Location-Based Apps are the Future
SXSW is the home of the launch of many apps (most notably, Twitter) and the interactive element of the conference dwarfs the film and music side of things. Over the course of 4 short days, I was bombarded with trial downloads, advertisements, on-site activations, etc., for a wide range of apps, almost all of which focused on letting people know where I was, what I was doing and why they should be doing the same things. Many of these were only available in the US, however, some of them are coming to Canada shortly. The rise of location-based apps has a lot to do with the advent of GPS enabled mobile phones as well as the ease with which the SDK (software development kits) for the iOS and Android systems are obtained and used. Combine that with the fact that there is a tendency in our generation to let everyone know what we are doing, eating, saying, thinking and looking at all the time, and voila – you have the inspiration for developing an almost infinite supply of apps (many of which are redundant and/or useless) that will tell people what you are doing and where you are at any given moment. Some focus on people within your immediate range, others only on people you know. I will admit that this was particularly useful at SXSW – however, be prepared to see this sort of technology being implemented in other apps which, to date, have not necessarily sent out an automatic signal to others letting you know where you are. “Automatic” you say? That leads me to the final point of this post….

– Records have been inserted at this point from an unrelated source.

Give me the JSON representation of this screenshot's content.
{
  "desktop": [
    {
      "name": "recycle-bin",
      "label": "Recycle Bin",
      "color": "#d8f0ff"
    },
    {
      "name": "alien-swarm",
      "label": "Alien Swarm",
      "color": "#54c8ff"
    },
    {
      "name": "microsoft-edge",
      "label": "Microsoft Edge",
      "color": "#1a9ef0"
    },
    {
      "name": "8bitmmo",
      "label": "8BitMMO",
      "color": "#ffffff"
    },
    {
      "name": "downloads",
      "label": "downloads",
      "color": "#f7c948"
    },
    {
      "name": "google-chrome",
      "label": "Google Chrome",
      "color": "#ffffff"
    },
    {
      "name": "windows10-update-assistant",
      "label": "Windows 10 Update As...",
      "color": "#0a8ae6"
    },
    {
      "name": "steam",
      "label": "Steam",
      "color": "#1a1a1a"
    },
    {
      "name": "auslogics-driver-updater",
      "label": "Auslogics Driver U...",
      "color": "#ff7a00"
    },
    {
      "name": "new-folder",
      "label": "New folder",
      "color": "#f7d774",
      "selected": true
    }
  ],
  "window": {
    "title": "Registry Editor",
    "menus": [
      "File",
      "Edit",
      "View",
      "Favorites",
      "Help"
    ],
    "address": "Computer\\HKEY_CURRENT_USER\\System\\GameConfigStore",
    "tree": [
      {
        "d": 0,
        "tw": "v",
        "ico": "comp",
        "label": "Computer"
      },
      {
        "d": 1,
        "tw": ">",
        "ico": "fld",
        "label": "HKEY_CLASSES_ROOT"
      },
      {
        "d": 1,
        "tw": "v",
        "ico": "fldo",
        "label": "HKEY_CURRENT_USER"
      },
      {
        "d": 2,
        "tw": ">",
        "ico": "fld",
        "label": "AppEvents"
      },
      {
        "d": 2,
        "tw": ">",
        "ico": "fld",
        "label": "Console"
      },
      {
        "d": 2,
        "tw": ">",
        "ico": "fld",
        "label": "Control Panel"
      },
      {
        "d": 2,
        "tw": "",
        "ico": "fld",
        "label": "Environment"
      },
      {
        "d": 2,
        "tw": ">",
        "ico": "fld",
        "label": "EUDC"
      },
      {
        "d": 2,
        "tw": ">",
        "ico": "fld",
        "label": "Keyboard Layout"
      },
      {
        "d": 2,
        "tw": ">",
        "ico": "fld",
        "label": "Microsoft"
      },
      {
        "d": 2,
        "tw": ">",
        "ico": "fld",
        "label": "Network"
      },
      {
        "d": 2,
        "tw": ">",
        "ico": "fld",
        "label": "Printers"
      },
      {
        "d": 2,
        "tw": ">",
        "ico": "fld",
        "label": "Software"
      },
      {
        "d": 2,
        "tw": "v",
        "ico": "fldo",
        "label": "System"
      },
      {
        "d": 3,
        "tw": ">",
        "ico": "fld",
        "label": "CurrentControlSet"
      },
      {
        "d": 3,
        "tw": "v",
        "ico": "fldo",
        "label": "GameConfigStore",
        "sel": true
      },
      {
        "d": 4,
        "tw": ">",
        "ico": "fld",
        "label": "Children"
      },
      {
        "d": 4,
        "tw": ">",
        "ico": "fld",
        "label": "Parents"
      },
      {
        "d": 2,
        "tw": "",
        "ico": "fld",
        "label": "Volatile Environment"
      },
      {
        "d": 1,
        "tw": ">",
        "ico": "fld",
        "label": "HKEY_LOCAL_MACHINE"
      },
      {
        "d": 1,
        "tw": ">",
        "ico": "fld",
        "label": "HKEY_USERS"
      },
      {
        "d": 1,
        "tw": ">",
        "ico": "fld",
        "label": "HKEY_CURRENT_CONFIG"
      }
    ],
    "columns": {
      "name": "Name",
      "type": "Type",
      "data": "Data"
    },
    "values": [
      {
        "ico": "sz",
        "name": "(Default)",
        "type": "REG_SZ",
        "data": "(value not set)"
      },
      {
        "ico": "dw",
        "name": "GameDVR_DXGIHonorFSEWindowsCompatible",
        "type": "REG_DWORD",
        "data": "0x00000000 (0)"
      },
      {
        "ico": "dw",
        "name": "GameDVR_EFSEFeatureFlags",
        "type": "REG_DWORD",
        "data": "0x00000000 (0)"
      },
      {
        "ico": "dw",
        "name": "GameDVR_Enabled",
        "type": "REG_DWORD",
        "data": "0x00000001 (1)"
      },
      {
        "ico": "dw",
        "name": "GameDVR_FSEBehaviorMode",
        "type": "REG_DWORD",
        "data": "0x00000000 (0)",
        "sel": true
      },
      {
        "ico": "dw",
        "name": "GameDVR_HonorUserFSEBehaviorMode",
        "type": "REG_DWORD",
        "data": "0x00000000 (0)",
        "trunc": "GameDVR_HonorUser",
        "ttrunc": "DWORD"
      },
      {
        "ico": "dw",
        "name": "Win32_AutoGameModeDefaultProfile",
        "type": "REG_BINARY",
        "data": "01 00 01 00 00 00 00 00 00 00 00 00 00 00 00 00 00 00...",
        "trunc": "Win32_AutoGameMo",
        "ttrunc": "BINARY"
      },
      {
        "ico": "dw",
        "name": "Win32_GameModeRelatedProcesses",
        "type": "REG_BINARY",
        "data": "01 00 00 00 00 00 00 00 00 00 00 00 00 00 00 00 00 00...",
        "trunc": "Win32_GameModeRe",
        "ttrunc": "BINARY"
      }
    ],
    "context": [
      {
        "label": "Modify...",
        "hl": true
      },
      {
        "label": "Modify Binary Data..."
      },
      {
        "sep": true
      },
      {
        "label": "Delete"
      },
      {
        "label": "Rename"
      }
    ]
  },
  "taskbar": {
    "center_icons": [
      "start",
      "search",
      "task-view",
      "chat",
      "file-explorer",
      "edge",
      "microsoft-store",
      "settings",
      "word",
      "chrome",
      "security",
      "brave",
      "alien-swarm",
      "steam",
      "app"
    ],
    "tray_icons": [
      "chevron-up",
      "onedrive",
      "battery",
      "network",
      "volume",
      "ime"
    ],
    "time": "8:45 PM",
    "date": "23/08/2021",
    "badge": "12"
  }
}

There was no point at which, over the course of 4 days, I did not know exactly what was happening at any second of the day. Largely due to Twitter and the fact that WiFi was everywhere (including on the bodies of homeless people) I was able, at any minute, to search or be updated on the following: what movies were playing; how long the lines were; what the weather was; who was or was not speaking; the best or worst events of the hour; what parties to go to; what parties sucked; which of my friends were around me; what to eat; who to follow on Twitter; who to ban on Twitter; etc., etc., etc. (you get the point). Some of you might be thinking, “Jordan, you are clearly living in the stone age – how have you not realized the power of this type of communication until now?” To them I respond – “I don’t know.” But I’d also say this: the speed at which we are now communicating as a result of the advent of mobile technology and the ease with which we can obtain important information presents a spectre of awe and fear. The usefulness of these types of communications is staggering – but also puts an incredible amount of pressure on people to do things quickly, to release information automatically, and to have no patience for process. Combined with the growth of applications showing where you are at all times and you have this potential outcome (also not news): you may never have any privacy again.
These are big issues, ones which I promise not to overindulge in or bore you with. But, being at SXSW, seeing what was happening and hearing what people had to say really brought these concepts to the fore and ones which I thought were worth sharing. The lesson? Go to SXSW – I promise, you’ll learn something.